Oxidized soybean polysaccharides (OSSPS-1 and OSSPS-2) were prepared. Their structure was characterized, and their physicochemical and functional properties were evaluated. Structural analysis showed that the hydroxyl groups of soybean polysaccharides (SSPS) were oxidized to carboxyl groups. The molecular weight decreased from 1.5 × 105 Da (SSPS) to 7.2 × 104 Da (OSSPS-1) and 7.0 × 104 Da (OSSPS-2), respectively. The carboxyl content of SSPS, OSSPS-1 and OSSPS-2 was 1.79%, 6.08% and 9.45%, respectively. Uronic acid content of SSPS, OSSPS-1 and OSSPS-2 was 4.15%, 7.39% and 10.29%, respectively. Compared with SSPS, OSSPS-1 and OSSPS-2 showed decreased emulsifying property. Oxidative modification greatly reduced the viscosity of SSPS and changed their viscoelasticity.
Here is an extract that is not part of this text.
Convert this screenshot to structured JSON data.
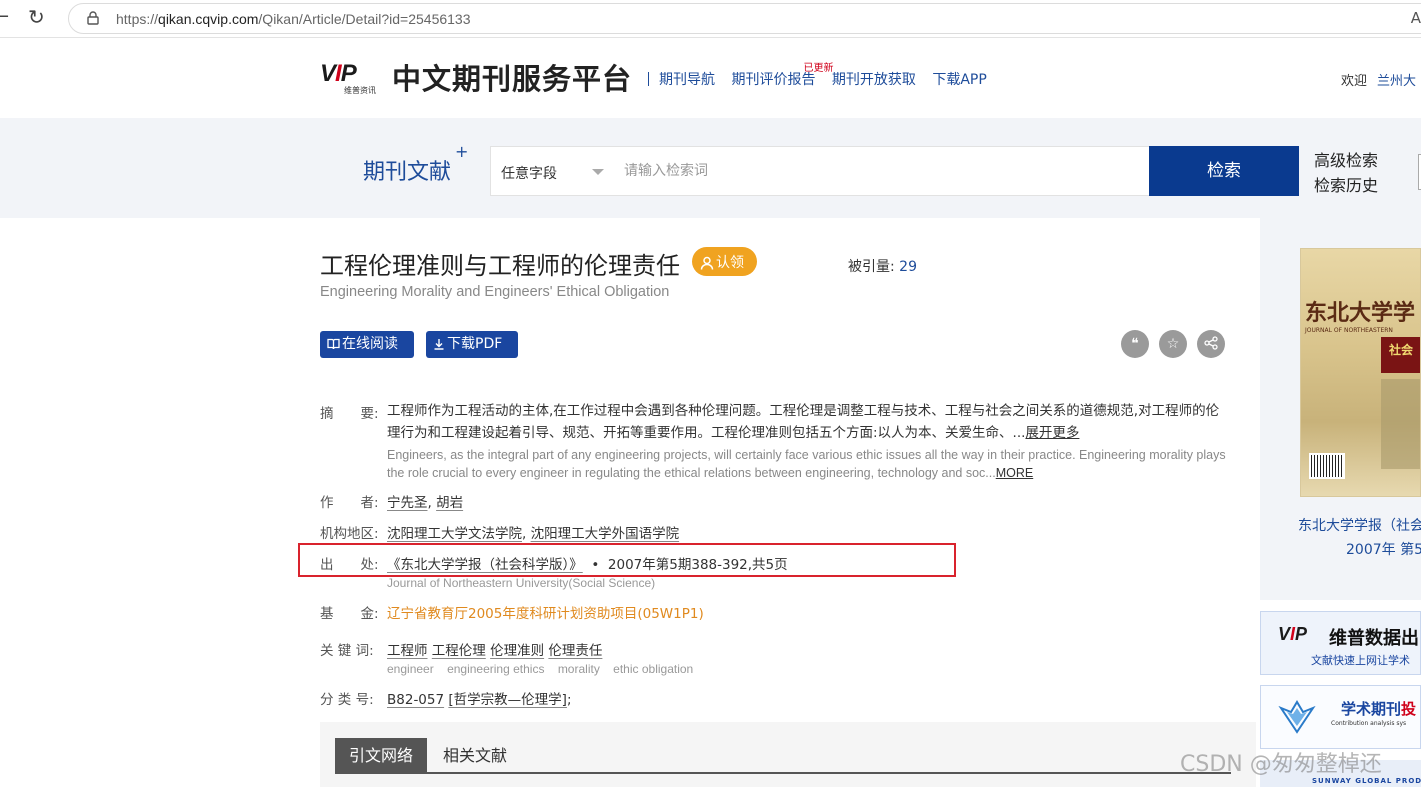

Whereas, oxidative modification improved a series of viscosity-related functional properties of SSPS, such as fat binding capacity, bile acid binding capacity, hypoglycemic effect. The antioxidant and antibacterial activities of SSPS were enhanced after oxidative modification. OSSPS-1 possessed higher DPPH scavenging ability, ferrous iron chelating ability and reducing power than OSSPS-2, but OSSPS-2 showed better antibacterial activities than OSSPS-1. The result revealed that oxidative modification had a significant effect on the structure of SSPS, which further affected the functional properties and biological activities of SSPS.